The Gospel account presents Jesus traveling into a Gentile region. Here He encounters two demoniacs. The evil spirits are somewhat aware of Who Jesus is. They fear His divine power and realize that in the final scene of the drama between good and evil, good is going to win out. They do not want the final scene to be played out at this time.

As I reflect on the readings, I realize that God is in control. God takes care of those who need divine help. God will ultimately win the victory over evil. Those thoughts give me a sense of both hopefulness and a certain amount of trepidation.

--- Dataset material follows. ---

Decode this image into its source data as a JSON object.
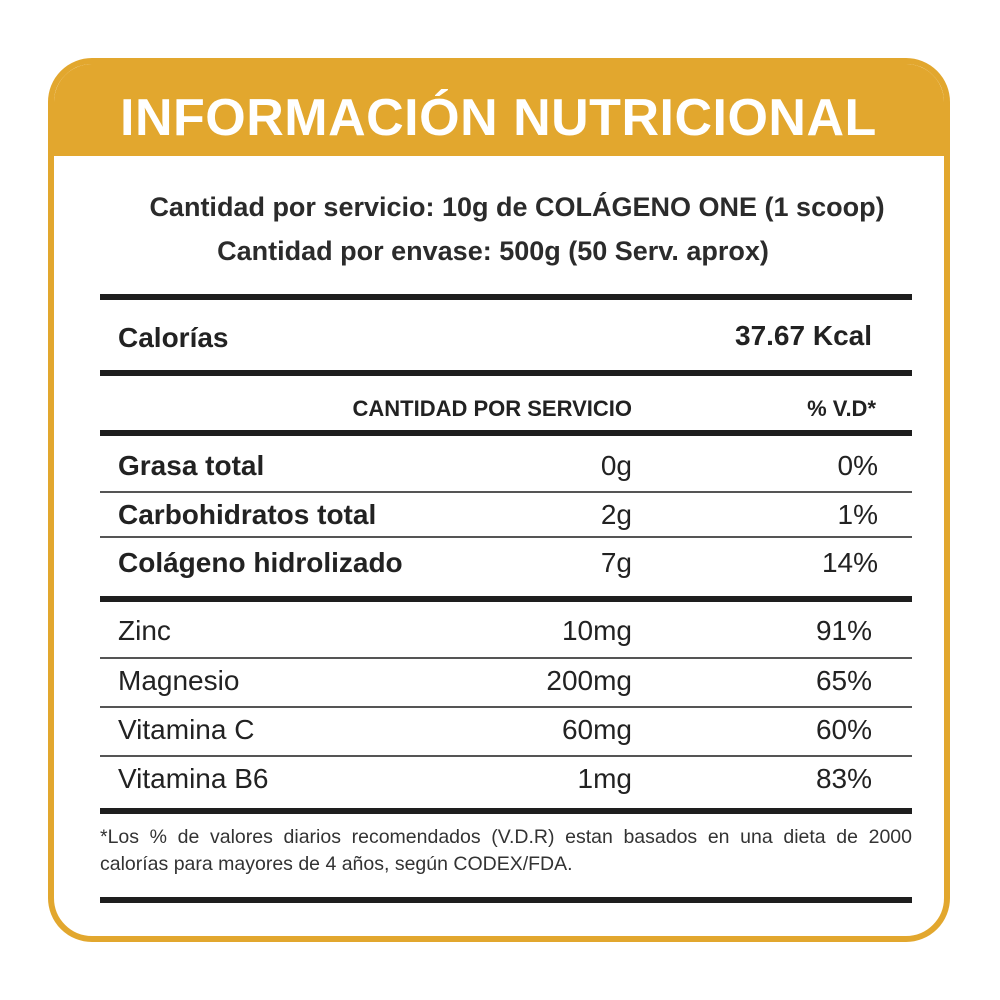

The hopefulness comes from knowing that no matter how bad things are, God is still there with, and for, me. At times I may feel rejected and set apart on my own as did Hagar and her son, Ishmael. I sometimes don’t feel that I deserve the rejection I receive from others. It is then that I realize that God is with me in a way similar to the way Hagar and Ishmael were aware of God’s presence with them.

My feeling of trepidation comes from the fact that even though Jesus has won the ultimately victory, there are still going to be skirmishes between good and evil. And I may be, if I am not already, caught in the midst of the conflict. Providentially (not luckily), the hopefulness outweighs the fear. There is more power in God than in the forces opposed to the divine will. And, like the psalmist and Hagar and Ishmael found out, all I need to do is call upon the Lord, trusting in the Lord Who is awaiting my prayer as the Responsorial Psalm proclaims today: “The lowly one called and the Lord heard him.”